Listen, I can't go too far, I know, Chair, but I think it's fair for me to give a representation of a couple of the questions they're asking themselves to show how they're tied in to what we're doing.
For instance, under reasons for and impact of low voter engagement, they ask their own people what the main factors are that have contributed to low voter turnout in recent U.K. elections.
We could be asking a similar kind of question. What are the deficiencies in our election laws? What socio-economic factors affect registration and turnout, and what, if anything, can we learn from this about how to improve voter registration and turnout?
I can't go into the specifics, Chair, because it's not part of my motion, but I certainly can make the point that according to our Minister of Democratic Reform, those are exactly the kinds of issues that Bill C-23 is supposedly going to address.
We in the opposition feel there is a really good chance that not everybody is going to see it that way. We'd like to give them that chance to be heard, especially when you have to take into account the geography of Canada.
They also ask how arrangements for British citizens living abroad to register for and vote in elections in the U.K. can be improved. It's not earth shattering, and I don't imagine that alone would generate too many headlines, but those are exactly the kinds of tombstoning questions you would ask if you're going to be looking at changing your election laws.
Rather than all of us sitting here asking ourselves those same kinds of questions and asking how we can get answers to those kinds of questions because we want to improve these things, we're left with having to bring in a motion which, as the Chair has pointed out, is a little bit different from what we normally do, simply because we're trying to force the government to be more democratic than they're prepared to be on their own inclination.

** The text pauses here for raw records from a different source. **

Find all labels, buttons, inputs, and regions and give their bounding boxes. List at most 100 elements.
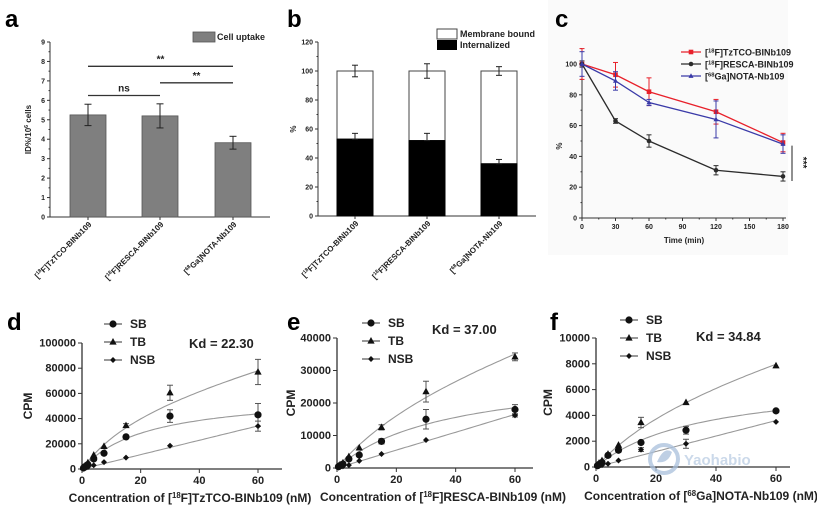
- legend-marker: [109, 320, 117, 328]
- bar-membrane-bound: [336, 70, 374, 140]
- data-point-sb: [637, 438, 645, 447]
- legend-marker: [110, 357, 116, 363]
- legend-label: SB: [646, 313, 663, 327]
- data-point-tb: [122, 421, 130, 429]
- data-point: [579, 61, 585, 66]
- bar: [214, 142, 252, 218]
- data-point-nsb: [605, 460, 611, 467]
- data-point-tb: [355, 443, 363, 451]
- y-tick-label: 80000: [45, 363, 76, 375]
- y-tick-label: 20000: [300, 398, 331, 410]
- y-tick-label: 0: [70, 464, 76, 476]
- bar-internalized: [336, 138, 374, 217]
- data-point-nsb: [339, 463, 346, 470]
- legend-marker: [688, 73, 694, 78]
- y-tick-label: 40000: [45, 413, 76, 425]
- legend-marker: [368, 356, 374, 362]
- x-tick-label: 0: [593, 473, 599, 485]
- data-point-sb: [355, 451, 363, 459]
- legend-label: [68Ga]NOTA-Nb109: [705, 72, 784, 82]
- x-tick-label: 180: [777, 224, 789, 231]
- fit-curve-sb: [595, 410, 777, 468]
- data-point-tb: [166, 388, 174, 396]
- legend-label-membrane: Membrane bound: [460, 29, 535, 39]
- x-axis-title: Time (min): [664, 236, 705, 245]
- data-point-nsb: [615, 457, 622, 464]
- y-tick-label: 2: [41, 176, 45, 183]
- legend-label: [18F]TzTCO-BINb109: [705, 48, 791, 58]
- data-point-tb: [682, 398, 690, 406]
- x-axis-title: Concentration of [68Ga]NOTA-Nb109 (nM): [584, 489, 817, 504]
- x-tick-label: 20: [135, 475, 147, 487]
- data-point-tb: [604, 450, 612, 457]
- data-point: [646, 99, 652, 105]
- bar-membrane-bound: [480, 70, 518, 165]
- data-point-nsb: [512, 412, 518, 419]
- x-tick-label: 60: [770, 473, 782, 485]
- significance-label: ***: [797, 157, 808, 169]
- legend-label: TB: [646, 331, 662, 345]
- data-point-sb: [682, 426, 690, 434]
- y-axis-title: %: [555, 142, 564, 149]
- y-tick-label: 80: [569, 92, 577, 99]
- legend-swatch: [192, 31, 216, 43]
- data-point: [646, 89, 652, 95]
- y-tick-label: 9: [41, 40, 45, 47]
- y-tick-label: 10000: [300, 430, 331, 442]
- data-point-sb: [377, 437, 386, 445]
- data-point-tb: [100, 442, 108, 449]
- data-point-sb: [166, 412, 174, 420]
- y-axis-title: CPM: [541, 389, 555, 416]
- data-point: [713, 167, 719, 173]
- bar-internalized: [480, 163, 518, 217]
- y-tick-label: 120: [301, 40, 313, 47]
- y-axis-title: %: [289, 125, 298, 132]
- y-tick-label: 40: [305, 156, 313, 163]
- panel-f-saturation-chart: 0 2000 4000 6000 8000 10000 0 20 40 60 Concentrati…: [541, 313, 817, 503]
- legend-swatch-membrane: [436, 28, 458, 40]
- panel-d-saturation-chart: 0 20000 40000 60000 80000 100000 0 20 40 60 Concen…: [21, 317, 311, 505]
- data-point-nsb: [101, 459, 107, 466]
- data-point-tb: [90, 451, 98, 458]
- y-tick-label: 6: [41, 98, 45, 105]
- y-tick-label: 5: [41, 117, 45, 124]
- watermark: Yaohabio: [648, 443, 751, 475]
- data-point-sb: [254, 411, 262, 419]
- data-point-sb: [422, 415, 430, 423]
- bar-internalized: [408, 140, 446, 217]
- legend-marker: [626, 353, 632, 359]
- x-tick-label: 0: [580, 224, 584, 231]
- data-point-sb: [100, 449, 108, 457]
- y-tick-label: 0: [309, 214, 313, 221]
- data-point-sb: [511, 405, 519, 414]
- data-point-tb: [637, 418, 645, 426]
- y-tick-label: 4000: [566, 410, 590, 422]
- y-tick-label: 8: [41, 59, 45, 66]
- data-point-tb: [422, 387, 430, 395]
- x-tick-label: 60: [509, 474, 521, 486]
- x-tick-label: 40: [450, 474, 462, 486]
- x-tick-label: 40: [710, 473, 722, 485]
- y-tick-label: 0: [325, 463, 331, 475]
- watermark-logo-icon: [648, 443, 680, 475]
- data-point-tb: [254, 368, 262, 375]
- data-point-tb: [339, 458, 347, 466]
- legend-label: [18F]RESCA-BINb109: [705, 60, 794, 70]
- data-point-tb: [84, 458, 92, 466]
- x-tick-label: 30: [612, 224, 620, 231]
- legend-marker: [688, 49, 694, 55]
- data-point-tb: [377, 423, 386, 431]
- legend-label: SB: [130, 317, 147, 331]
- data-point-sb: [614, 446, 623, 454]
- legend-label-internalized: Internalized: [460, 40, 510, 50]
- y-tick-label: 0: [584, 462, 590, 474]
- x-tick-label: 20: [390, 474, 402, 486]
- data-point-nsb: [356, 457, 363, 464]
- data-point-sb: [122, 433, 130, 441]
- y-tick-label: 100: [565, 62, 577, 69]
- y-tick-label: 60: [569, 123, 577, 130]
- x-tick-label: 0: [334, 474, 340, 486]
- y-tick-label: 6000: [566, 384, 590, 396]
- data-point: [713, 116, 719, 122]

The very questions they're asking in Britain, and remember, that is the mother ship; that is where all these traditions start. When you go to a Commonwealth meeting, you'll find that with regard to all kinds of questions about parliamentary procedure, almost all of them, very quickly they will start by asking what they are doing in Westminster, what they are doing in the U.K., because they've been doing it for so long, hundreds and hundreds and hundreds of years. But we're not.
Maybe a basic democratic lesson we could still learn from the mother ship is that when you want to change laws that affect people everywhere and that are fundamental to your democracy, your very first starting point should be to ask Canadians, or your own people in a generic sense, what they think.
In the U.K. example, you could tell just from the procedure that they cared what their people thought, so they put together a process that allowed their citizens to have their say. In the U.K. it's the same thing; in Canada, not so much.